So lernen wir Grenzen zu setzen

Sie sind das Fundament der Selbstfürsorge, unser Schutzraum und dienen uns oft als Wegweiser: Die eigenen Grenzen. Wie du lernst, Grenzen zu setzen, erfährst du hier.

von Daniela Obers

Grenzen, das Fundament der Selbstfürsorge

Wir spüren sie meist nur, wenn sie überschritten werden: Unsere Grenzen. Verläuft alles in den für uns geordneten Bahnen, im sogenannten “grünen Bereich”, besteht erst einmal kein Bedarf, eine klare Trennlinie zu ziehen. Da muss schon etwas an uns rütteln, ziehen und zwicken um zu merken “bis hierhin und nicht weiter”. Damit liegt es in der Natur der Grenze, dass wir in weniger angenehmen Situationen über sie stolpern. Dann wenn die Energie vielleicht bereits aufgebraucht ist, wenn angestaute Wut aus uns herausplatzen will, wenn wir sprachlos ob der vermeintlichen Frechheit unseres Gegenübers sind. Ja, das sind unangenehme Momente. In diesen Situationen Grenzen setzen zu lernen ist für viele eine Herausforderung. Gleichzeitig sind es die lehrreichen Momente, denen wir ein offenes Ohr schenken sollten. Doch warum eigentlich?

Grenzen setzen lernen: Wofür ist das gut?

Kennst du das? Eine Freundin fragt dich nun zum dritten Mal, ob du ihm beim Umzug helfen könntest. Die Mutter ist enttäuscht, weil sie erwartet hat, dass du dich öfter meldest oder zu Besuch kommst. Der Partner beschwert sich, dass du doch mit dem Kochen heute dran warst. Und du? Brauchst einen freien Sonntag um Energie zu tanken anstatt Möbel zu tragen, hattest schlichtweg in dieser Woche keine Lust auf eine familiäre Auseinandersetzung am Telefon und hast die Präsentation für die Arbeit fertig gemacht, anstatt zu kochen. Und das ist okay.

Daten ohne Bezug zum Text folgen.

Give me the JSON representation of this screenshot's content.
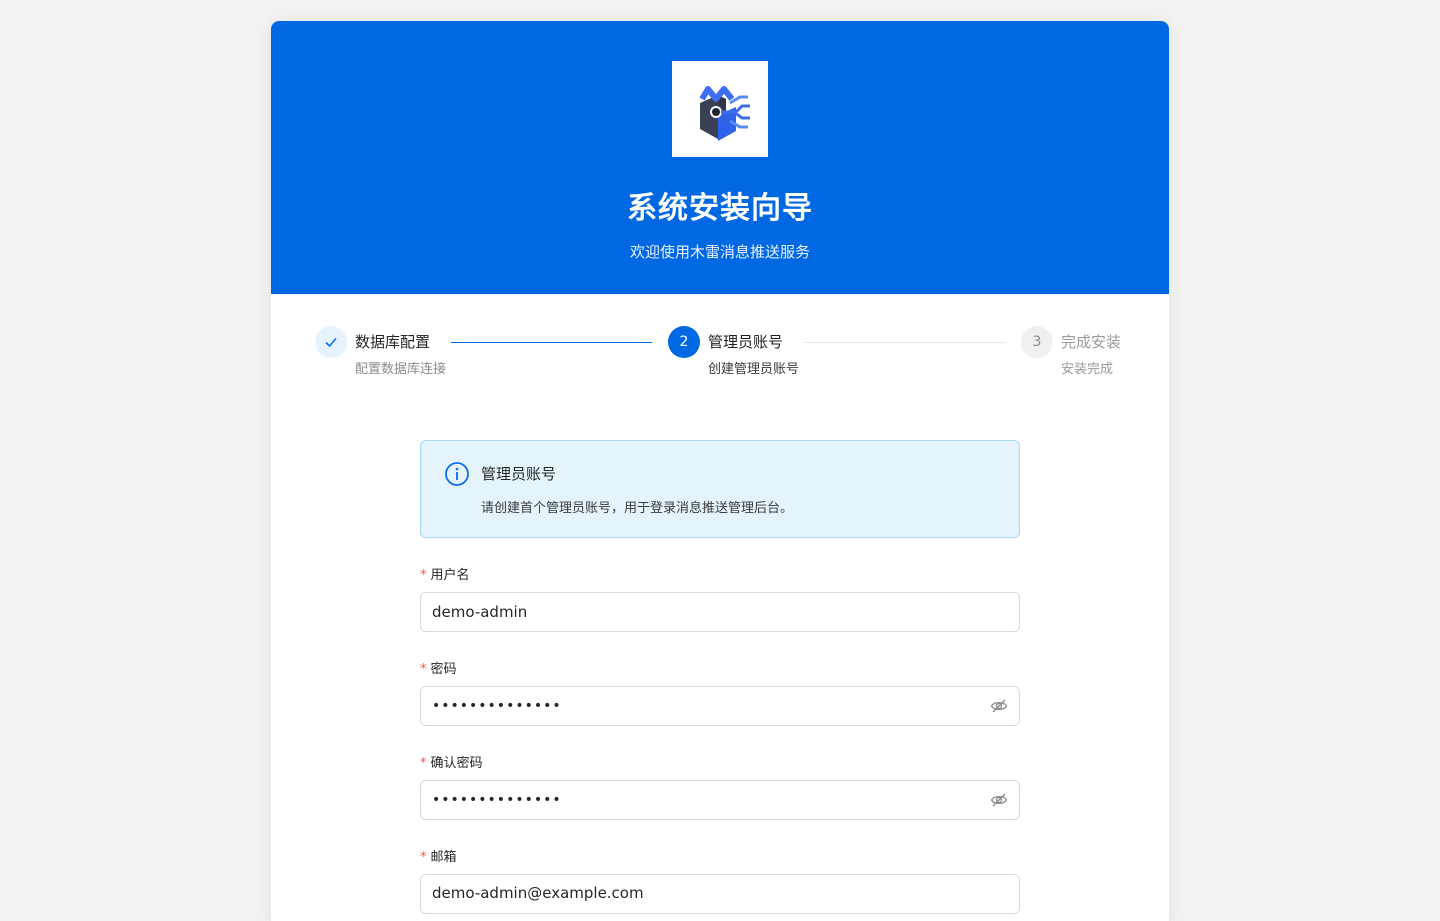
{
  "header": {
    "title": "系统安装向导",
    "subtitle": "欢迎使用木雷消息推送服务",
    "primary_color": "#0068e3"
  },
  "steps": [
    {
      "status": "done",
      "number": "",
      "title": "数据库配置",
      "description": "配置数据库连接"
    },
    {
      "status": "active",
      "number": "2",
      "title": "管理员账号",
      "description": "创建管理员账号"
    },
    {
      "status": "wait",
      "number": "3",
      "title": "完成安装",
      "description": "安装完成"
    }
  ],
  "alert": {
    "title": "管理员账号",
    "description": "请创建首个管理员账号，用于登录消息推送管理后台。"
  },
  "form": {
    "required_mark": "*",
    "username": {
      "label": "用户名",
      "value": "demo-admin"
    },
    "password": {
      "label": "密码",
      "value": "••••••••••••••"
    },
    "confirm_password": {
      "label": "确认密码",
      "value": "••••••••••••••"
    },
    "email": {
      "label": "邮箱",
      "value": "demo-admin@example.com"
    }
  }
}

Diese drei Menschen äußern ihre Erwartungen und Wünsche dir gegenüber. Und du? Du hast deine eigenen Bedürfnisse und Erwartungen. Vielleicht spürst du bereits einen kleinen Funken Wut in dir aufkeimen, wenn du in einer ähnlichen Situation wie den gerade beschriebenen bist. Wut ist eines der ersten Anzeichen dafür, dass eine Grenze für uns überschritten wurde. Dass wir gerade auf uns aufpassen sollten. Und ja, wir wollen unseren Freund:innen helfen und die ein oder der andere will vielleicht auch eine gute Beziehung zur Mutter haben. Um diese Beziehungen zu pflegen, müssen wir aber nicht ausschließlich deren Bedürfnissen nachkommen. Nein, hier braucht es den Schritt zurück, die eigene Grenze, den eigenen Schutz. Und damit beginnen wir Verantwortung für uns und unser Leben zu übernehmen.

Eine klare Abgrenzung schafft einen Schutzraum. Sie trennt womöglich dein Bedürfnis von dem deines Gegenübers, deine Verantwortung oder auch deine Erwartung von der des anderen. Jene Wut bei einer Grenzüberschreitung ist ein wichtiger Wegweiser. Im lauten und oft überladenen Alltag fällt das Wahrnehmen der eigenen Bedürfnissen manchmal schwer, die “Grenzwut” kann da das Zeichen sein, das wir benötigen.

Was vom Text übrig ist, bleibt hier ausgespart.